Evaluating ChatGPT as a Patient Education Tool for COVID-19-Induced Olfactory Dysfunction

Elliott M Sina; Daniel J Campbell; Alexander Duffy; Shreya Mandloi; Peter Benedict; Douglas Farquhar; Aykut Unsal; Gurston Nyquist

doi:10.1002/oto2.70011

Evaluating ChatGPT as a Patient Education Tool for COVID-19-Induced Olfactory Dysfunction

OTO Open. 2024 Sep 15;8(3):e70011. doi: 10.1002/oto2.70011. eCollection 2024 Jul-Sep.

Authors

Elliott M Sina¹, Daniel J Campbell², Alexander Duffy², Shreya Mandloi², Peter Benedict², Douglas Farquhar², Aykut Unsal², Gurston Nyquist²

Affiliations

¹ Sidney Kimmel Medical College Thomas Jefferson University Philadelphia Pennsylvania USA.
² Department of Otolaryngology Thomas Jefferson University Hospital Philadelphia Pennsylvania USA.

Abstract

Objective: While most patients with COVID-19-induced olfactory dysfunction (OD) recover spontaneously, those with persistent OD face significant physical and psychological sequelae. ChatGPT, an artificial intelligence chatbot, has grown as a tool for patient education. This study seeks to evaluate the quality of ChatGPT-generated responses for COVID-19 OD.

Study design: Quantitative observational study.

Setting: Publicly available online website.

Methods: ChatGPT (GPT-4) was queried 4 times with 30 identical questions. Prior to questioning, Chat-GPT was "prompted" to respond (1) to a patient, (2) to an eighth grader, (3) with references, and (4) no prompt. Answer accuracy was independently scored by 4 rhinologists using the Global Quality Score (GCS, range: 1-5). Proportions of responses at incremental score thresholds were compared using χ ² analysis. Flesch-Kincaid grade level was calculated for each answer. Relationship between prompt type and grade level was assessed via analysis of variance.

Results: Across all graded responses (n = 480), 364 responses (75.8%) were "at least good" (GCS ≥ 4).
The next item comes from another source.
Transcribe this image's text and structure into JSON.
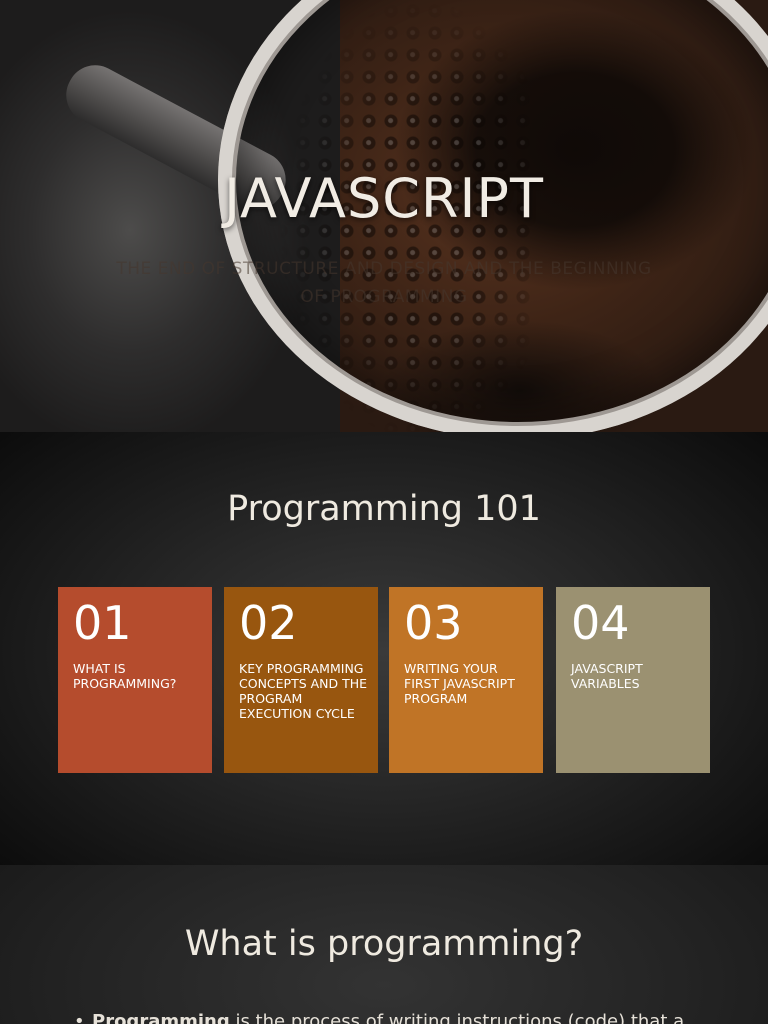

Proportions of responses that were "at least good" (P < .0001) or "excellent" (GCS = 5) (P < .0001) differed by prompt; "at least moderate" (GCS ≥ 3) responses did not (P = .687). Eighth-grade level (14.06 ± 2.3) and patient-friendly (14.33 ± 2.0) responses were significantly lower mean grade level than no prompting (P < .0001).

Conclusion: ChatGPT provides appropriate answers to most questions on COVID-19 OD regardless of prompting. However, prompting influences response quality and grade level. ChatGPT responds at grade levels above accepted recommendations for presenting medical information to patients. Currently, ChatGPT offers significant potential for patient education as an adjunct to the conventional patient-physician relationship.

Keywords: AI hallucination; COVID‐19; ChatGPT; Flesch‐Kincaid grade level; anosmia; artificial intelligence; chatbot; olfactory dysfunction; patient education; prompting.